The strange thing was that I wasn’t the only person doing this. One company were doing something uncannily similar in drawing up their own actual return to the regulator, though this only came out in the Serious Fraud Office investigation. (The company was lucky, IMHO, to get away with a £35 million fine and have some of their former senior people avoid custodial sentences.) It was the fact that some of their numbers looked uncomfortably like my test data that first set alarm bells ringing. Sometimes testing has direct impact on the real world.


“some time back” – 2 years ago, strong memory! nice :stuck_out_tongue:

I can see why you prefer it and in some cases it’s nice like indeed migration tests etc.
But if you have to make a copy & scramble prod every single time to get data, that takes up a lot of time, that’s why we create our own data. If you have a specific case from prod, you just re-create it (automated) on your test environment in isolation. So it only takes a second to create that data instead of doing a copy from prod over and over again. What if your data gets corrupted each test cycle?

If you have a regression test each week or 2 weeks, doing a copy is a bit overkill no?

For a fast deploying company I prefer to create our own fake data based on cases of prod, because what if the case in prod disappears?

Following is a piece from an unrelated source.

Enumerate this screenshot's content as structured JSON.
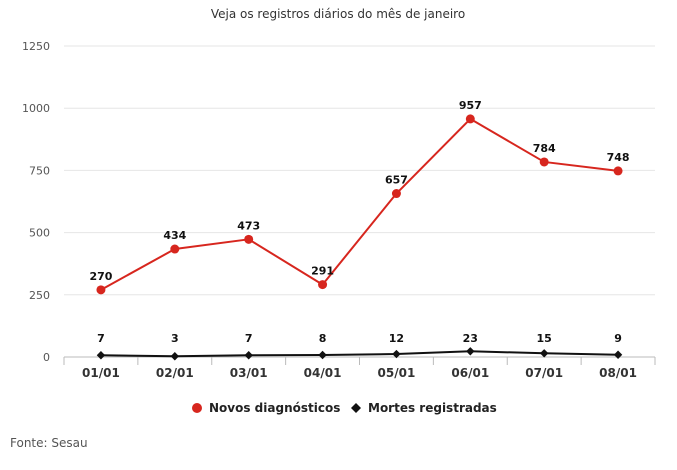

Don’t get me wrong here… in some cases I do prefer it also, depends on the situation I suppose :stuck_out_tongue:

True! But what kind of work are you doing then if you don’t know what you are creating?
Just doing stuff to do stuff & keep busy? :smiley:

So yea you defo need insights in test cases from prod :wink:


haha you caught me :stuck_out_tongue:


Defo have to anonymise any customer test data that you do use. It’s very context dependant to be honest. But having ways of making sure that when a customer, heaven-forbid has a table with 20 000 rows when you only expect them to have around 1000, it suddenly helps to have a pre-existing read-only database handy. It’s very context dependant.
Most of the time I’m using data from one of the magic lists that other people share on this forum from time to time to be honest.

1 Like

To be fair, the business emphasis in that role was on data accuracy and maintaining confidentiality; application performance was a means to an end, And back in the mid-1990s, there weren’t the ‘magic list’ resources available.